The episode is directed by Peter Hammond – another director responsible for the show’s distinctive visual style; and this demonstrates it. It’s magnificently claustrophobic but superbly lit, and the claustrophobic sets are wonderfully designed by Robert Fuest, who went on to direct some of the Tara King episodes.
Steed, when he appears, is rather dapper in a suit and with his umbrella (even if his hat is not a bowler). This should not be a surprise to any viewers of later seasons, but everything I’ve read about the first season suggested that tan trench-coats were de-rigour (a kind of secret service/special branch uniform, I suppose) as reflected by the title sequence. Steed even acquires his buttonhole, from an informant, and there’s a bottle of champagne too, albeit while he’s playing a rôle.

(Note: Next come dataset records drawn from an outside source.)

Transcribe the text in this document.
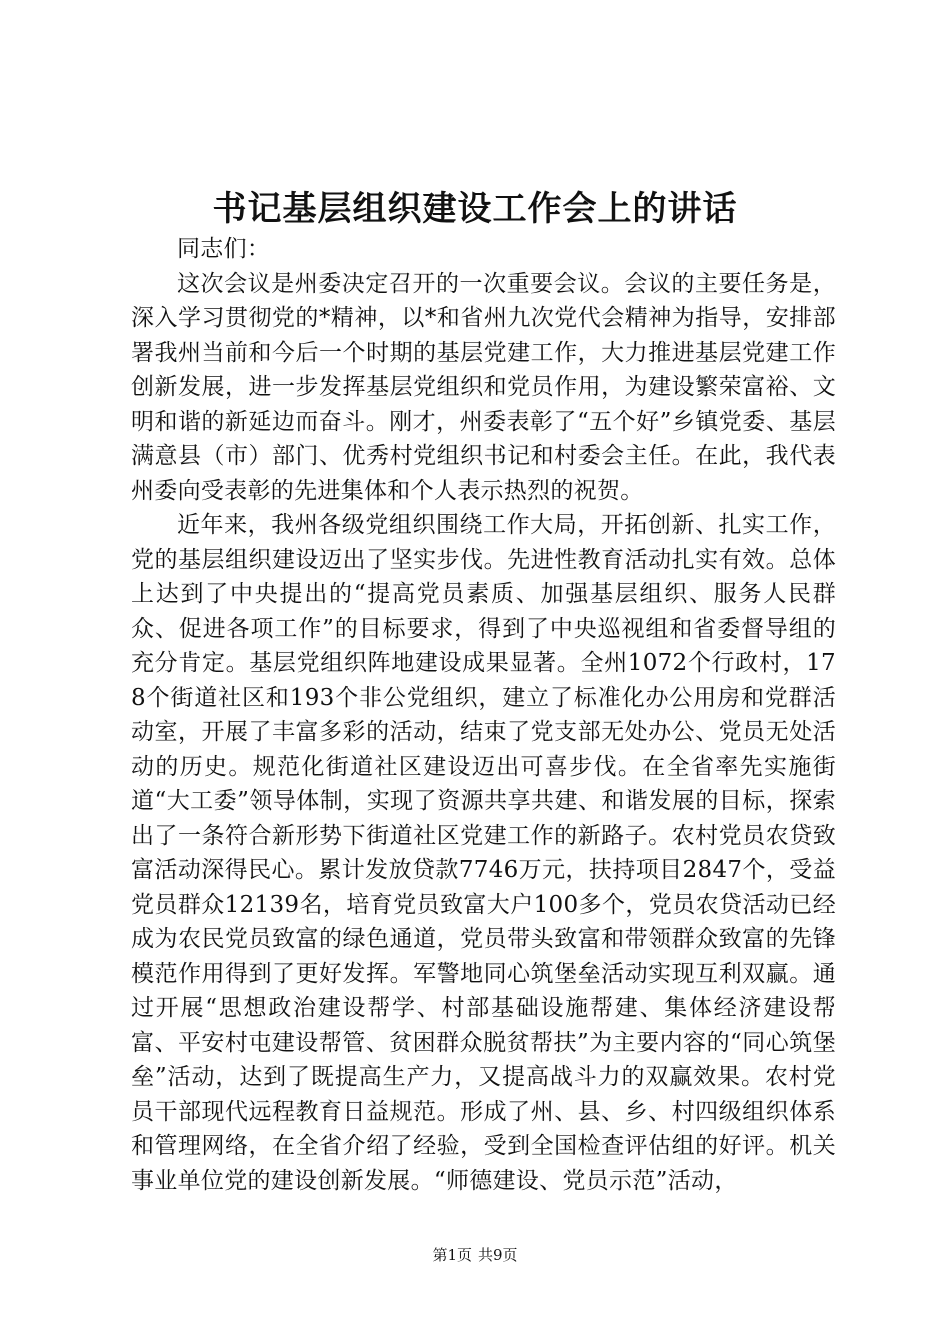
书记基层组织建设工作会上的讲话

同志们：

这次会议是州委决定召开的一次重要会议。会议的主要任务是，深入学习贯彻党的*精神，以*和省州九次党代会精神为指导，安排部署我州当前和今后一个时期的基层党建工作，大力推进基层党建工作创新发展，进一步发挥基层党组织和党员作用，为建设繁荣富裕、文明和谐的新延边而奋斗。刚才，州委表彰了“五个好”乡镇党委、基层满意县（市）部门、优秀村党组织书记和村委会主任。在此，我代表州委向受表彰的先进集体和个人表示热烈的祝贺。

近年来，我州各级党组织围绕工作大局，开拓创新、扎实工作，党的基层组织建设迈出了坚实步伐。先进性教育活动扎实有效。总体上达到了中央提出的“提高党员素质、加强基层组织、服务人民群众、促进各项工作”的目标要求，得到了中央巡视组和省委督导组的充分肯定。基层党组织阵地建设成果显著。全州1072个行政村，178个街道社区和193个非公党组织，建立了标准化办公用房和党群活动室，开展了丰富多彩的活动，结束了党支部无处办公、党员无处活动的历史。规范化街道社区建设迈出可喜步伐。在全省率先实施街道“大工委”领导体制，实现了资源共享共建、和谐发展的目标，探索出了一条符合新形势下街道社区党建工作的新路子。农村党员农贷致富活动深得民心。累计发放贷款7746万元，扶持项目2847个，受益党员群众12139名，培育党员致富大户100多个，党员农贷活动已经成为农民党员致富的绿色通道，党员带头致富和带领群众致富的先锋模范作用得到了更好发挥。军警地同心筑堡垒活动实现互利双赢。通过开展“思想政治建设帮学、村部基础设施帮建、集体经济建设帮富、平安村屯建设帮管、贫困群众脱贫帮扶”为主要内容的“同心筑堡垒”活动，达到了既提高生产力，又提高战斗力的双赢效果。农村党员干部现代远程教育日益规范。形成了州、县、乡、村四级组织体系和管理网络，在全省介绍了经验，受到全国检查评估组的好评。机关事业单位党的建设创新发展。“师德建设、党员示范”活动，

第1页 共9页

The early version of Steed, less the charmer, more the shadowy spook, is evident when he extracts information from a suspect through threat of torture (‘he was going to shiv me perishing ear off with that slasher I tell ya’). But then Keel really has no right to be shocked (‘hey, you didn’t really think I was going to shiv his blithering ear off with that slasher, do you?’ ‘I wouldn’t put anything past you’) since he goes on to convince the goon that he has a broken neck (‘you’ve fractured a vertebra – you move that head, you’re dead’) and sticks up his boss with a syringe of witch hazel… Neither of which, I imagine, are the kind of thing the GMC would look too kindly upon.
There’s an appearance by a black man which is notable given Brian Clemens’ infamous memo, but then the show isn’t quite the ‘fantasy’ that he refers to yet. Unlike The Girl On The Trapeze there’s little glamour among these criminals – or at least one set of them, cowardly thugs for hire. But the twist is the complexity: the victim is a swindler, and his victim, an wealthy business man’s daughter, provides a little more glamour. But of course it’s her father who hired the thugs… so just who needs Avenging in all this?
Not, entirely, typical Avengers but hugely exciting to have this glimpse of early Steed and his relationship with Keel. More than ever, now, I want to see more of this season; if only other stories were to be found!